EMCAT Case Directory
  Category 3, E-M (Electro-Magnetic) Cases  
Rating: 5  


C-46 Encounters Objects / Magnetic Compasses "Went Wild"
Aug. 28, 1945
Nr. Iwo Jima, Japan

Keith Chester:
Aug. 28, 1945; nr. Iwo Jima, Japan
Daytime. As a member of the first troops into Japan, Sergeant Leonard Stringfield was packed in a C-46, number 304. On board was "special equipment" that he and nine others with the Fifth Air Force intelligence team were bringing with them. Their flight plan was depart le Shima, make a short stop at Iwo Jima, and then fly on to the Atsugi Air Field on the island of Honshu, Japan. They were flying at 10,000 feet, between the Japanese islands of le Shima and Iwo Jima, when their "C-46 suddenly developed trouble in the left engine." Suddenly, "the plane dipped," and the engine struggled to keep working.

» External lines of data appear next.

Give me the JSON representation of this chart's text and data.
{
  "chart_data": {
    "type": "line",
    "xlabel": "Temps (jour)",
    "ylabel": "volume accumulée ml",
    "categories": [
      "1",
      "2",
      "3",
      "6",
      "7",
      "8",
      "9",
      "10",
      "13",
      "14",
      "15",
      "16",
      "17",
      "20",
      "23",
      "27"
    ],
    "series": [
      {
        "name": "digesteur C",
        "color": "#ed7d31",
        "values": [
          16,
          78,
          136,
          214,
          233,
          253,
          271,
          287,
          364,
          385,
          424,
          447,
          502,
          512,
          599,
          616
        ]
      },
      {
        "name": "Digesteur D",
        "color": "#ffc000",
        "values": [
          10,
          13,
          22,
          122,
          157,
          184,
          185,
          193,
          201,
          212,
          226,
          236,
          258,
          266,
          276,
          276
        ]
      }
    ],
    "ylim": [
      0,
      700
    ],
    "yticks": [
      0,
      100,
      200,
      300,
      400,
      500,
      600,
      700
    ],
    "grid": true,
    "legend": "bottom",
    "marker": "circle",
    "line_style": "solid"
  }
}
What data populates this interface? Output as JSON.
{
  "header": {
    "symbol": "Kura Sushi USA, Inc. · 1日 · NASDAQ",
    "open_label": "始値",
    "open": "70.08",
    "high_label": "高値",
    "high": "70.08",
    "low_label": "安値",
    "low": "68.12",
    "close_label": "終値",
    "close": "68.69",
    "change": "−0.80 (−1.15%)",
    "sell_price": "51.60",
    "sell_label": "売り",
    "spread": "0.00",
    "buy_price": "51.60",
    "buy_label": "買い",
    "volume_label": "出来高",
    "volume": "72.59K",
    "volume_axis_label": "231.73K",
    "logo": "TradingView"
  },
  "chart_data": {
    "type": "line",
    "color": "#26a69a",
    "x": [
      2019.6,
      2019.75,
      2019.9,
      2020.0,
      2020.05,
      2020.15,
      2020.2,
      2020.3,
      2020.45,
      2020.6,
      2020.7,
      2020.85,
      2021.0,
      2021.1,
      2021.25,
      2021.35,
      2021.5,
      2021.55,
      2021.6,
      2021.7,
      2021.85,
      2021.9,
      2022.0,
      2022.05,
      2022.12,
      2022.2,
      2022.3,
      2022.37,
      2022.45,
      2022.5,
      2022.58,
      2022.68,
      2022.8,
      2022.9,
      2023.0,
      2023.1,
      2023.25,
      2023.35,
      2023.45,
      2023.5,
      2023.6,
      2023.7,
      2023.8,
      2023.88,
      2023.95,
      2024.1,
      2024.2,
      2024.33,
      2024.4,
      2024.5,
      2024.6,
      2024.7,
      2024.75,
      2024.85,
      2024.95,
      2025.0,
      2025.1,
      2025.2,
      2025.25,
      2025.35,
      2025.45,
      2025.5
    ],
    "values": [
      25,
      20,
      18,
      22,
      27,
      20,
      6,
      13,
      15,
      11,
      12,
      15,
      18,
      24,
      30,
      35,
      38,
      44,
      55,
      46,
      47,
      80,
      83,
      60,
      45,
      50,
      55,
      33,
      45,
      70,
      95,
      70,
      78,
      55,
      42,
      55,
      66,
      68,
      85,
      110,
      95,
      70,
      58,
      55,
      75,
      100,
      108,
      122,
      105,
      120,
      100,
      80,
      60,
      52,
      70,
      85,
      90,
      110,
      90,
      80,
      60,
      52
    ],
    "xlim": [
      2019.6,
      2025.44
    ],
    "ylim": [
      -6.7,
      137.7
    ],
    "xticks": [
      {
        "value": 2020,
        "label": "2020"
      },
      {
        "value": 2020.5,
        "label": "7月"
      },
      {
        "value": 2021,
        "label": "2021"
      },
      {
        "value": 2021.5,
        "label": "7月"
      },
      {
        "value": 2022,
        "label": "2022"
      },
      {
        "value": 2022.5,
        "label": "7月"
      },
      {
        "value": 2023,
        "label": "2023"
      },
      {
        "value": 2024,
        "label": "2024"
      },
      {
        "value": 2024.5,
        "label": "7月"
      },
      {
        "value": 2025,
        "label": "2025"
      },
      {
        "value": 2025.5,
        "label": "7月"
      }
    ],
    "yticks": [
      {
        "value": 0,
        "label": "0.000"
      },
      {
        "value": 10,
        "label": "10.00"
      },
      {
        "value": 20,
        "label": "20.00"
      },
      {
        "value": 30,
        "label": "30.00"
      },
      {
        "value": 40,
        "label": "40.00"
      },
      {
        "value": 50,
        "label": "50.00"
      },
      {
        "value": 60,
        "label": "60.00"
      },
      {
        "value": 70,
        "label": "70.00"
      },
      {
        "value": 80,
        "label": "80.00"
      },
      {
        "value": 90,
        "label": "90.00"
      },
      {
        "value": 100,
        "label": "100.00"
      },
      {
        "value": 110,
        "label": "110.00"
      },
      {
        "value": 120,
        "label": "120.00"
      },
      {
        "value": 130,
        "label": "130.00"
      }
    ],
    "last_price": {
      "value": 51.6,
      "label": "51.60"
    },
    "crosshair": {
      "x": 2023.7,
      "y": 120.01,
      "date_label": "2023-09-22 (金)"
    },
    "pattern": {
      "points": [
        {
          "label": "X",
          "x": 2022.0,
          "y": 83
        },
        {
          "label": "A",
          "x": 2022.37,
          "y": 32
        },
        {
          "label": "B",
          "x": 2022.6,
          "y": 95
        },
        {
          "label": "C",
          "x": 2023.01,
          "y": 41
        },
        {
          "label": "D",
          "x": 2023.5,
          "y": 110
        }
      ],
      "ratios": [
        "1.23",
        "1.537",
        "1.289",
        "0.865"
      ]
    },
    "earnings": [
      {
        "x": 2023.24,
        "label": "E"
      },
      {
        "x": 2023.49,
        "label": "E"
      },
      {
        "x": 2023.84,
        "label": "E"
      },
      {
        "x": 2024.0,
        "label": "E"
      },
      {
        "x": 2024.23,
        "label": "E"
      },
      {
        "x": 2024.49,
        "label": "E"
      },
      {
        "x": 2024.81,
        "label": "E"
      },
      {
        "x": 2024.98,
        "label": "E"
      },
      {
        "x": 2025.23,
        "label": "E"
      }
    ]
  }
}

It "sputtered oil" and the C-46 began to lose altitude, dropping approximately 25-50 feet. It was at this moment that Stringfield saw something that completely caught him by surprise. Looking out his "starboard-side" window, he was "shocked to see three teardrop-shaped objects." Looking carefully, he determined that the "three unidentifiable blobs" were "about the size of a dime held at arm's length." They were "brilliant white, like burning magnesium." Flying in a "tight formation," the objects "were traveling in a straight line through drifts of clouds, seemingly parallel to the C-46 and equal to its speed." Stringfield became alarmed; they "seemed to be intelligently controlled." He was convinced they were not U.S. aircraft reflecting the sun. In fact, they were like no aircraft he had ever seen. They were extremely advanced; Stringfield saw no wings or fuselage, and there was no outline of a solid object behind the mass of luminescence. Being familiar with the latest intelligence reports and summaries describing the shape and characteristics of Germany s jets and the Japanese Bakas, he was quite sure they were not enemy jets.....Much later, another source told him that the "magnetic-navigation instrument needles" in the cockpit "went wild."